Dans la compétition pour l’achat de Banamex, l’homme d’affaires Germán Larrea vise à être le gagnant, cependant, l’acquisition de la banque ne pourrait pas être aussi positive pour son conglomérat Grupo México, car il ferait face à plus d’un défi, puisque son modèle de l’entreprise dépend d’une autre concession jusqu’à l’incertitude de ses investisseurs.
Selon la Banque Scotia, dans ce processus, ils ne voient aucun résultat positif à long terme pour l’entreprise du deuxième homme le plus riche du pays, même en considérant qu’elle devrait se concentrer sur ses principales activités.
Et c’est que, souligne-t-il, l’inclusion d’une concession bancaire, quel que soit son bien-fondé, devrait augmenter sa complexité juridique, fiscale et opérationnelle et impliquer des risques plus importants et une décote de détention plus importante à venir.
Pour la Banque Scotia, le scénario dans lequel la famille Larrea fait une offre pour Banamex en dehors de Grupo México aurait plus de sens ; même les actions de ce conglomérat verraient un rallye.
En ce sens, il explique qu’acheter l’institution au juste prix pour la voir se négocier avec une décote de 30 ou 40% le lendemain n’est pas la meilleure façon de créer de la valeur pour les actionnaires.

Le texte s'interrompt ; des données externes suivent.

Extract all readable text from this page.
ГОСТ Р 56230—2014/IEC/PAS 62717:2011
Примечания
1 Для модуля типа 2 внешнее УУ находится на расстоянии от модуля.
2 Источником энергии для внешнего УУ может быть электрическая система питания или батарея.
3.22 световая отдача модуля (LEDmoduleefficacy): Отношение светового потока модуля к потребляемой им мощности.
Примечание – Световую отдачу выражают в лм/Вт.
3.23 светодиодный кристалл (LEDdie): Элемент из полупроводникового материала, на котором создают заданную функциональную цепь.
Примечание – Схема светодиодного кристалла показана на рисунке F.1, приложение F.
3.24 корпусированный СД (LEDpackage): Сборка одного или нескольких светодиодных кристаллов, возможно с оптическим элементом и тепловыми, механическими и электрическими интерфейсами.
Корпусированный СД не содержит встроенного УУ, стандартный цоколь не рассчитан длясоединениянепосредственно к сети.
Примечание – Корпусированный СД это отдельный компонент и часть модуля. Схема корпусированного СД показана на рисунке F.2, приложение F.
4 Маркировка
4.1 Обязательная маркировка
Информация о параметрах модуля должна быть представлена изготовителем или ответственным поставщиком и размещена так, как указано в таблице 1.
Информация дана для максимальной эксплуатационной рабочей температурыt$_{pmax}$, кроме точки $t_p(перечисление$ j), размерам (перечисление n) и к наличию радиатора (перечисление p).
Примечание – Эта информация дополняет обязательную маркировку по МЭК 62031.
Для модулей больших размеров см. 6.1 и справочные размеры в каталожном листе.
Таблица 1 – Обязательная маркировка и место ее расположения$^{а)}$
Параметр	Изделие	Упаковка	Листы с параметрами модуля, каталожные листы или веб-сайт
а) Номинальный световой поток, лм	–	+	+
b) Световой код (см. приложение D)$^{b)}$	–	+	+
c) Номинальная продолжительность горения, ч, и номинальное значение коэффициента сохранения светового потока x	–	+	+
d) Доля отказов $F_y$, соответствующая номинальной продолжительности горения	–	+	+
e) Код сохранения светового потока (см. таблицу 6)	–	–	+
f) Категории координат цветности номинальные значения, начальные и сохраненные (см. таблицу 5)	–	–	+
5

De plus, la Banque Scotia a déclaré qu’elle ne voyait aucune synergie et que l’acquisition rendrait difficile pour les investisseurs de comprendre la stratégie à long terme de l’entreprise et la manière dont les décisions d’allocation du capital seront prises à l’avenir.
De même, il déclare que l’acquisition de Banamex renforcerait son opinion selon laquelle le portefeuille d’activités de la société présidée par Larrea dépend dans une large mesure des concessions fédérales, qui vont des mines, des chemins de fer aux autoroutes à péage, raison pour laquelle une concession bancaire, il peut augmenter la complexité juridique et les risques de la concession.

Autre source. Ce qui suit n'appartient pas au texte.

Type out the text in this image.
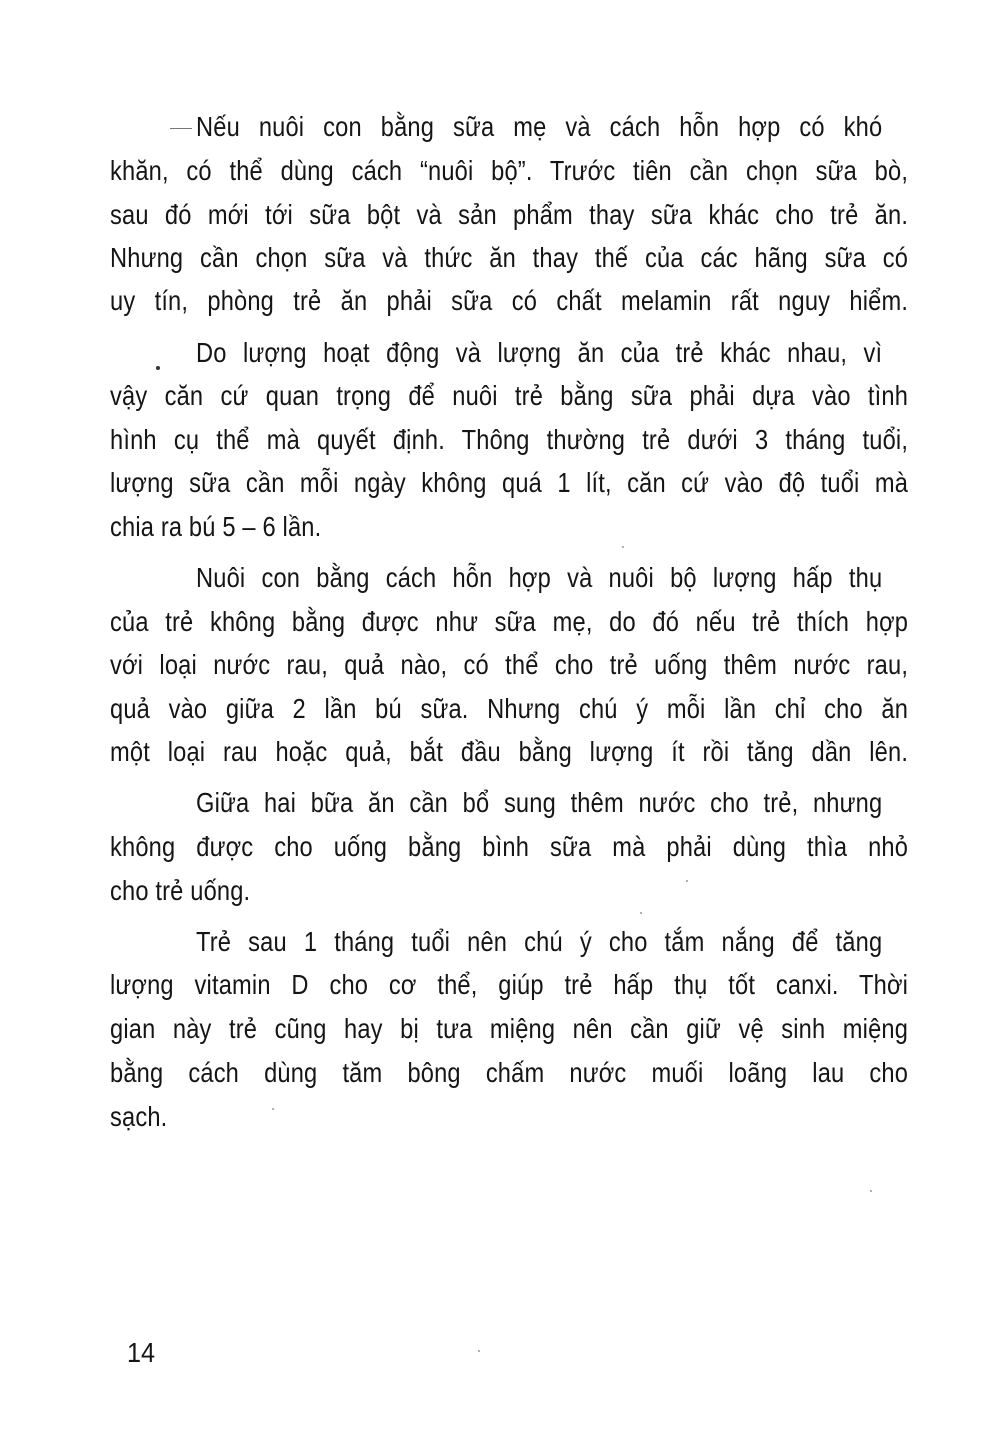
Nếu nuôi con bằng sữa mẹ và cách hỗn hợp có khó
khăn, có thể dùng cách “nuôi bộ”. Trước tiên cần chọn sữa bò,
sau đó mới tới sữa bột và sản phẩm thay sữa khác cho trẻ ăn.
Nhưng cần chọn sữa và thức ăn thay thế của các hãng sữa có
uy tín, phòng trẻ ăn phải sữa có chất melamin rất nguy hiểm.
Do lượng hoạt động và lượng ăn của trẻ khác nhau, vì
vậy căn cứ quan trọng để nuôi trẻ bằng sữa phải dựa vào tình
hình cụ thể mà quyết định. Thông thường trẻ dưới 3 tháng tuổi,
lượng sữa cần mỗi ngày không quá 1 lít, căn cứ vào độ tuổi mà
chia ra bú 5 – 6 lần.
Nuôi con bằng cách hỗn hợp và nuôi bộ lượng hấp thụ
của trẻ không bằng được như sữa mẹ, do đó nếu trẻ thích hợp
với loại nước rau, quả nào, có thể cho trẻ uống thêm nước rau,
quả vào giữa 2 lần bú sữa. Nhưng chú ý mỗi lần chỉ cho ăn
một loại rau hoặc quả, bắt đầu bằng lượng ít rồi tăng dần lên.
Giữa hai bữa ăn cần bổ sung thêm nước cho trẻ, nhưng
không được cho uống bằng bình sữa mà phải dùng thìa nhỏ
cho trẻ uống.
Trẻ sau 1 tháng tuổi nên chú ý cho tắm nắng để tăng
lượng vitamin D cho cơ thể, giúp trẻ hấp thụ tốt canxi. Thời
gian này trẻ cũng hay bị tưa miệng nên cần giữ vệ sinh miệng
bằng cách dùng tăm bông chấm nước muối loãng lau cho
sạch.
14
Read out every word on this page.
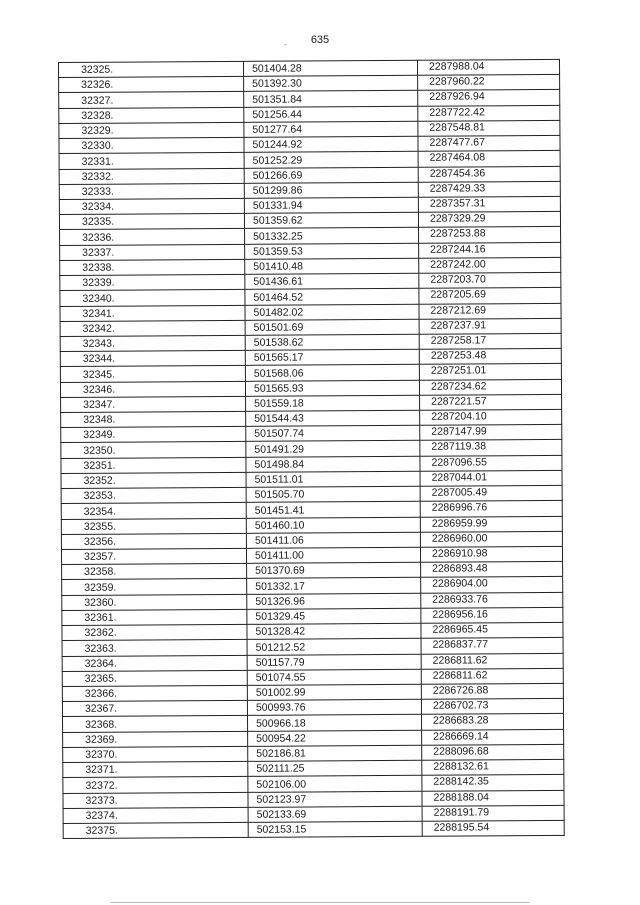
635
-
32325.	501404.28	2287988.04
32326.	501392.30	2287960.22
32327.	501351.84	2287926.94
32328.	501256.44	2287722.42
32329.	501277.64	2287548.81
32330.	501244.92	2287477.67
32331.	501252.29	2287464.08
32332.	501266.69	2287454.36
32333.	501299.86	2287429.33
32334.	501331.94	2287357.31
32335.	501359.62	2287329.29
32336.	501332.25	2287253.88
32337.	501359.53	2287244.16
32338.	501410.48	2287242.00
32339.	501436.61	2287203.70
32340.	501464.52	2287205.69
32341.	501482.02	2287212.69
32342.	501501.69	2287237.91
32343.	501538.62	2287258.17
32344.	501565.17	2287253.48
32345.	501568.06	2287251.01
32346.	501565.93	2287234.62
32347.	501559.18	2287221.57
32348.	501544.43	2287204.10
32349.	501507.74	2287147.99
32350.	501491.29	2287119.38
32351.	501498.84	2287096.55
32352.	501511.01	2287044.01
32353.	501505.70	2287005.49
32354.	501451.41	2286996.76
32355.	501460.10	2286959.99
32356.	501411.06	2286960.00
32357.	501411.00	2286910.98
32358.	501370.69	2286893.48
32359.	501332.17	2286904.00
32360.	501326.96	2286933.76
32361.	501329.45	2286956.16
32362.	501328.42	2286965.45
32363.	501212.52	2286837.77
32364.	501157.79	2286811.62
32365.	501074.55	2286811.62
32366.	501002.99	2286726.88
32367.	500993.76	2286702.73
32368.	500966.18	2286683.28
32369.	500954.22	2286669.14
32370.	502186.81	2288096.68
32371.	502111.25	2288132.61
32372.	502106.00	2288142.35
32373.	502123.97	2288188.04
32374.	502133.69	2288191.79
32375.	502153.15	2288195.54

L’analyse de la Banque Scotia indique également que la famille Larrea pourrait utiliser les actions de Grupo México comme garantie d’un prêt pour financer la transaction d’achat de l’institution financière.

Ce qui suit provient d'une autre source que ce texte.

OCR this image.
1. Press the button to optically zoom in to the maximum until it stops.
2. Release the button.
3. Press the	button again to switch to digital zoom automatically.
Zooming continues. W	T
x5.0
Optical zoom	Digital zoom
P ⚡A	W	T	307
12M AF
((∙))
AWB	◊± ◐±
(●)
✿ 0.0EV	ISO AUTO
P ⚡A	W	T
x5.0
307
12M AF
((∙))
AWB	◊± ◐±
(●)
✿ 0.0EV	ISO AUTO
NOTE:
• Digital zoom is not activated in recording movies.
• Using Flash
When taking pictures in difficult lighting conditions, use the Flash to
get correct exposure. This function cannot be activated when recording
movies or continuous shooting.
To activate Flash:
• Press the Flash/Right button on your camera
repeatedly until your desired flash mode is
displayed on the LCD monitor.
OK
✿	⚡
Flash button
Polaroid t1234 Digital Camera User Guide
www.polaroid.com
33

Dans le deuxième scénario où l’offre serait faite par l’intermédiaire de Grupo México, il ne voit pas de rebond à moins que l’offre ne soit bien en dessous de 8 à 11 milliards de dollars, ce qu’il considère peu probable car Citi pourrait décider de procéder à une offre publique. .
« Pour nous, cela signifierait la fin de Grupo México en tant que conglomérat minier de plusieurs décennies et rendrait la stratégie commerciale du Groupe beaucoup plus difficile à comprendre. Aussi, une préoccupation logique pour les investisseurs après d’autres acquisitions serait de promettre une très bonne performance à l’avenir.
Pendant ce temps, le scénario 3 de la Banque Scotia est basé sur le succès des offres de la famille Larrea ou du conglomérat, ce qui, bien qu’il aidera les cours des actions, causera des dommages irréversibles, car il augmenterait le niveau d’incertitude concernant le capital à long terme de l’entreprise. répartition et stratégie commerciale.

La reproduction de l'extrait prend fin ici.